Using Simple Tools and Techniques to Reinforce Employee Training
People forget things. I know . . . pretty obvious, right?
From a manager’s perspective, the normal amount of information and learning employees forget poses problems. Organizations spend quite a bit on employee training. According to one substantial industry study, 2015 training industry report, organizations spent over $700 per employee in 2014 on training. Smaller organizations spend more per employee than larger organizations.
It’s hard to imagine another business process or expenditure where so much of the “product” acquired is simply forgotten within a few days or even hours after consumed by employees. Most organizations would spend some real energy to recover that lost investment in training, however, few organizations really understand how to recover the information employees routinely forget.
THE FORGETTING CURVE
Behavioral scientists have known about the“forgetting curve” for a long time. The term was first coined by German psychologist Hermann Ebbinghaus in 1885. According to the research, people forget substantial amounts of what they learn within a short period of time after learning in. Forgetting increases over time, and the chart to the right is an apt illustration of the relationship between forgetting and time. The problem with some of the “thought leadership” in the memory space is that much of the writing treats the normal process of forgetting as essentially uniform. It’s not. The pace and volume of forgetting depends on a range of factors from the difficulty of the material, to the effectiveness of the initial teaching to the importance of the material to the learner. However, one thing the current thought leadership generally agrees upon is that forgetting can be interrupted and learning reinforced.
One of the most important revelations in the emerging research about forgetting is that it’s entirely normal, AND forgetting is an essential part of the long-term learning process. That’s right. Forgetting serves a purpose in longterm learning. The trick for organizations investing in employee training is to tap into the proven methods for reinforcing training lessons and interrupting the forgetting curve, so employees can retain new skills and apply those skills to improve performance.
The great news in all of this is organizations do not need sophisticated technology to reinforce learning and training. In fact, your existing e-mail application is all you really need in terms of technology! You just need to think about using e-mail a bit differently as a “tool” in your employee training arsenal.
E-MAIL TO THE RESCUE
The validated neuroscience around human learning tells us that forced recall of information we’ve learned previously is crucial to creating new, permanent memories. Applied to employee training, this means we need to quiz or “test” employees on training content in the hours and days following the completion of a training course. Here’s an example illustrating how you can use simple e-mail to “force” employees to recall lessons from an online training courses.
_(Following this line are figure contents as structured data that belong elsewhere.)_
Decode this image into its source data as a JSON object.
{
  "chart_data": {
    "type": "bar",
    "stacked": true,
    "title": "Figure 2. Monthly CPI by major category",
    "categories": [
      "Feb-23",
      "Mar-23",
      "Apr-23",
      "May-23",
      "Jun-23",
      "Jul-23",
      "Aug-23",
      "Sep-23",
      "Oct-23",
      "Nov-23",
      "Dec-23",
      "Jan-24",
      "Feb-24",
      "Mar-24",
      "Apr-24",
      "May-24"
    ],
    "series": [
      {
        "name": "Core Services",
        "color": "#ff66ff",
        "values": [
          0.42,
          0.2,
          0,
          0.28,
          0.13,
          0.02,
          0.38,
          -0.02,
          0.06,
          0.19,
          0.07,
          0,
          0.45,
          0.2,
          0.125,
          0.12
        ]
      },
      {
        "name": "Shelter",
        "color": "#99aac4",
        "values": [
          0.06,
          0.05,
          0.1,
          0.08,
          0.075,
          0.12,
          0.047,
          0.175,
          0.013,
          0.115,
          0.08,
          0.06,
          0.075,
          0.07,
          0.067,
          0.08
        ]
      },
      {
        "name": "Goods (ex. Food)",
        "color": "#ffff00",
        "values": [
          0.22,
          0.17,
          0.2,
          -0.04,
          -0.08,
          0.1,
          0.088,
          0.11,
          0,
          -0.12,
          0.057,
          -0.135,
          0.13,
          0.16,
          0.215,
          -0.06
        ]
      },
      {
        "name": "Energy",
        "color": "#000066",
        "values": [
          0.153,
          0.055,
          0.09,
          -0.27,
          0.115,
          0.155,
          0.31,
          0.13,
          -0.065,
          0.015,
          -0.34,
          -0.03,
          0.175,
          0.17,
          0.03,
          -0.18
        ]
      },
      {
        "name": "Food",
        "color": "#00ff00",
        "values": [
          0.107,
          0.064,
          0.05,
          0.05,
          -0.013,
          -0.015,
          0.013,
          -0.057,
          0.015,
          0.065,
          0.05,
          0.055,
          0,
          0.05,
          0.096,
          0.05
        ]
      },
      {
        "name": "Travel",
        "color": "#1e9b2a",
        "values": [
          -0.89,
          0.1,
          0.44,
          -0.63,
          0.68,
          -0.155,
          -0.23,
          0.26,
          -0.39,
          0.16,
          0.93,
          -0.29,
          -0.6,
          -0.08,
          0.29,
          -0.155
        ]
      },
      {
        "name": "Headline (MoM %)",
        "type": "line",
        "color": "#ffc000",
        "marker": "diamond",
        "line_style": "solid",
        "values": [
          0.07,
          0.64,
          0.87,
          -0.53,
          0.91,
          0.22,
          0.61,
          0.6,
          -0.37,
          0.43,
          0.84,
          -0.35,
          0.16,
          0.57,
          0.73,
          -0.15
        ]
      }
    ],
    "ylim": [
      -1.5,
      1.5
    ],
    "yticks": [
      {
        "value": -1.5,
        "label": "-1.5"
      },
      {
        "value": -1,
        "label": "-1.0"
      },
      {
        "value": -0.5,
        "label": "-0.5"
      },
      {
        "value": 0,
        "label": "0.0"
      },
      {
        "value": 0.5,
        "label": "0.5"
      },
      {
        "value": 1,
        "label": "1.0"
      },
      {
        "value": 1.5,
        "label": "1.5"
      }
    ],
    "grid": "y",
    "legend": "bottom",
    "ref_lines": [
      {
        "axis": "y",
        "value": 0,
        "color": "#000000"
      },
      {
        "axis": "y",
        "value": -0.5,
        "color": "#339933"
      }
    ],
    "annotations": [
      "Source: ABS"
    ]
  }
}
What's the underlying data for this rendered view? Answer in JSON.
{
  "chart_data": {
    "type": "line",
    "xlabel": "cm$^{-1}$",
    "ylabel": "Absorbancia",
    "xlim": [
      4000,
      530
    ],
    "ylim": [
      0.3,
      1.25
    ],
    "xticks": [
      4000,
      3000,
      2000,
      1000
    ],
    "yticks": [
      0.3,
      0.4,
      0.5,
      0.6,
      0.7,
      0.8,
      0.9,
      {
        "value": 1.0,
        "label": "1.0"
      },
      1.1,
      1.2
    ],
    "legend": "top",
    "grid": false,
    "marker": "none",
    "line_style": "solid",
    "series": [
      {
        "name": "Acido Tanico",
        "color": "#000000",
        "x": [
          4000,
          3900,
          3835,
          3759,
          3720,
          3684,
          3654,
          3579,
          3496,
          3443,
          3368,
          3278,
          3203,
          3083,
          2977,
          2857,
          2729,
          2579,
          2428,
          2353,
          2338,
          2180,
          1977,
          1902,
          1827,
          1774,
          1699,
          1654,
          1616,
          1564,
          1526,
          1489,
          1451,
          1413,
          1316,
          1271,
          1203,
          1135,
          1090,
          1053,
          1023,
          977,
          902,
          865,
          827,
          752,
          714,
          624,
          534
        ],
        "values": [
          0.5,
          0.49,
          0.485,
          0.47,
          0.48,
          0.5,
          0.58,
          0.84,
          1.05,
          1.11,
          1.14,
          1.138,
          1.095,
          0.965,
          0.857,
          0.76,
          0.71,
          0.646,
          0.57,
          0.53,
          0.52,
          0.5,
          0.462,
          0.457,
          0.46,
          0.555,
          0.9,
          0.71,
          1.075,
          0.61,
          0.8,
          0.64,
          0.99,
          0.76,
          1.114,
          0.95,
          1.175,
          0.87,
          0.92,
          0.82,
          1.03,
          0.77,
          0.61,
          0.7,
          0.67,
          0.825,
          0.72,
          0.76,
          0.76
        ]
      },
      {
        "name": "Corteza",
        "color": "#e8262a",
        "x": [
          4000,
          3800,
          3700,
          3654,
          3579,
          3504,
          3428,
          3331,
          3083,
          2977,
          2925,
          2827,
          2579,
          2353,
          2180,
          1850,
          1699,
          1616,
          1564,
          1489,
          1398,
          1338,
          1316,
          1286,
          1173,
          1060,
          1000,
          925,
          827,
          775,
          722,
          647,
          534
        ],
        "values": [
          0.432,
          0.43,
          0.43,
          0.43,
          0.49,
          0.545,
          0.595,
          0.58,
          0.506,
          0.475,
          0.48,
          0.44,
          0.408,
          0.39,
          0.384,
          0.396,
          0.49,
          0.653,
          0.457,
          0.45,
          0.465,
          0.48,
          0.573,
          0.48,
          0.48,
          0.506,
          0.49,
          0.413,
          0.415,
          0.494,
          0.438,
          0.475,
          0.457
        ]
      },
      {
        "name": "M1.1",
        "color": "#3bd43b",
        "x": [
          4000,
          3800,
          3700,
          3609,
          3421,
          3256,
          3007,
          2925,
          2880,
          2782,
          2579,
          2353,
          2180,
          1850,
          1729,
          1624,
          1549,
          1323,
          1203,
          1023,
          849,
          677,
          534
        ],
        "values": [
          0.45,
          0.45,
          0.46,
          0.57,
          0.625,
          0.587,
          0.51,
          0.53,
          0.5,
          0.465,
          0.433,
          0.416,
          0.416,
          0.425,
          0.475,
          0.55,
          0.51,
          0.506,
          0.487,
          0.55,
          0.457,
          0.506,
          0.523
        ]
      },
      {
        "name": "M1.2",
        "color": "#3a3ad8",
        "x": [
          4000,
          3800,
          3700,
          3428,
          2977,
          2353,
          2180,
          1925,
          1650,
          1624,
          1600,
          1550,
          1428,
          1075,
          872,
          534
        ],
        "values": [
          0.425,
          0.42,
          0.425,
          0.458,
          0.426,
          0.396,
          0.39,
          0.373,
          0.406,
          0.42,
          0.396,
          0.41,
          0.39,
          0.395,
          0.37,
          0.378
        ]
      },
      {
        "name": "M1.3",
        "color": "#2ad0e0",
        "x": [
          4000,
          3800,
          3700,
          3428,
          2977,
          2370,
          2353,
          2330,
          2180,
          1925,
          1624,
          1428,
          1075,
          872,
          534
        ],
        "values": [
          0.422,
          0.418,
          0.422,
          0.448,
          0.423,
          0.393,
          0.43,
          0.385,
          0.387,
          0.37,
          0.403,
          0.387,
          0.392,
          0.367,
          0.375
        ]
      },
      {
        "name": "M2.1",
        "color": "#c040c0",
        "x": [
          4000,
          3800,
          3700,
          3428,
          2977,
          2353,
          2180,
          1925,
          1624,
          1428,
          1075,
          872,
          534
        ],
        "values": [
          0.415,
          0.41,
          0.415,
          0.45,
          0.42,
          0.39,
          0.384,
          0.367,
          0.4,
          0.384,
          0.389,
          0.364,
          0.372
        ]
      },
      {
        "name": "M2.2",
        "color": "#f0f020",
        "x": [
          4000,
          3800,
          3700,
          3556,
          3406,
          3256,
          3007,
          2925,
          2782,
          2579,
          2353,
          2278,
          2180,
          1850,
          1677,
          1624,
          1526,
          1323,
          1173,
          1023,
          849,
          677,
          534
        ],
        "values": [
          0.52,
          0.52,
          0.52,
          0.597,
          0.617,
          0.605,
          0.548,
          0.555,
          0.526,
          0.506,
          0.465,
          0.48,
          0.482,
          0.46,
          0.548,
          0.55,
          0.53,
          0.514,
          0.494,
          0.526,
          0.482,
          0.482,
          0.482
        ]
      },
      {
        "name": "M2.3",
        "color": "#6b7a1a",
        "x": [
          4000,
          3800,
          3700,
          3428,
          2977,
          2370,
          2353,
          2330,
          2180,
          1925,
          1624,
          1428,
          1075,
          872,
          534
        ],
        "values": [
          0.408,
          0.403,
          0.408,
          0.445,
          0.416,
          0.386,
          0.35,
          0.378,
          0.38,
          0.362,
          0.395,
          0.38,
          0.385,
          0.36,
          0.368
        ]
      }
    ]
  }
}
- Assign an online training course or video.
- Use the existing quiz or job aid aid from the course to craft a question. You can even ask exactly the SAME question from the post course quiz.
- Copy and paste the question into an e-mail you can send to each employee who completed the course.
- Send the e-mail the day after each employee finishes the course.
- Include a link to the course you are reinforcing in your e-mail. Add a note to the employee that if they don’t remember the answer, it’s okay! But encourage them to go back and review the course so that they CAN answer the question.
- Repeat this process 3 days after the course using a different question, and again one week after the course.
- After a month, send a note OR ask during a staff meeting for each employee to give an example of how they’ve applied the important lessons from the training to their day-to-day job. Ask for examples of improved performance!
Now, assign a NEW online training course and repeat the process.
VIDEO – MORE, PLEASE!
The suggestions we’ve offered are based upon the validated science about how people learn. Another crucial element to effective learning and reinforcement is online video. Videos allow employees to learn by observing both positive and sometimes negative examples. We know that 85% of what people remember is visual. Employees can revisit videos, pause them and more easily fit video lessons into an already busy day. And using video for learning reflects the reality that video is the single most accessed type of content on the internet. So, it’s extremely important to use visuals to stimulate learning and retention.
REUSING COURSES TO REINFORCE LEARNING
An invaluable resource you have at your disposal are the online courses themselves. The research about how people learn indicates that repeating materials is extremely helpful in reinforcing the lessons. So reassign the courses to employees at regular intervals, such as once a quarter to keep their knowledge and skills sharp. As you engage in the e-mail process to reinforce training, ask new questions. Also, ask employees to explain how re-taking the course helped increase their understanding of the materials and how this increased understanding translates to improved performance.
By using your existing e-mail program and the online training courses you already have, you can easily increase employee learning. It’s not complicated, nor is it hard to do. But you should seriously consider taking the simple steps outlined above to reinforce employee training. As we said, forgetting is normal. But the fact that employees forget should not be a major concern. Instead, look at forgetting as a normal part of learning. The objective should be to reduce the amount of important information employees forget as mush as you can.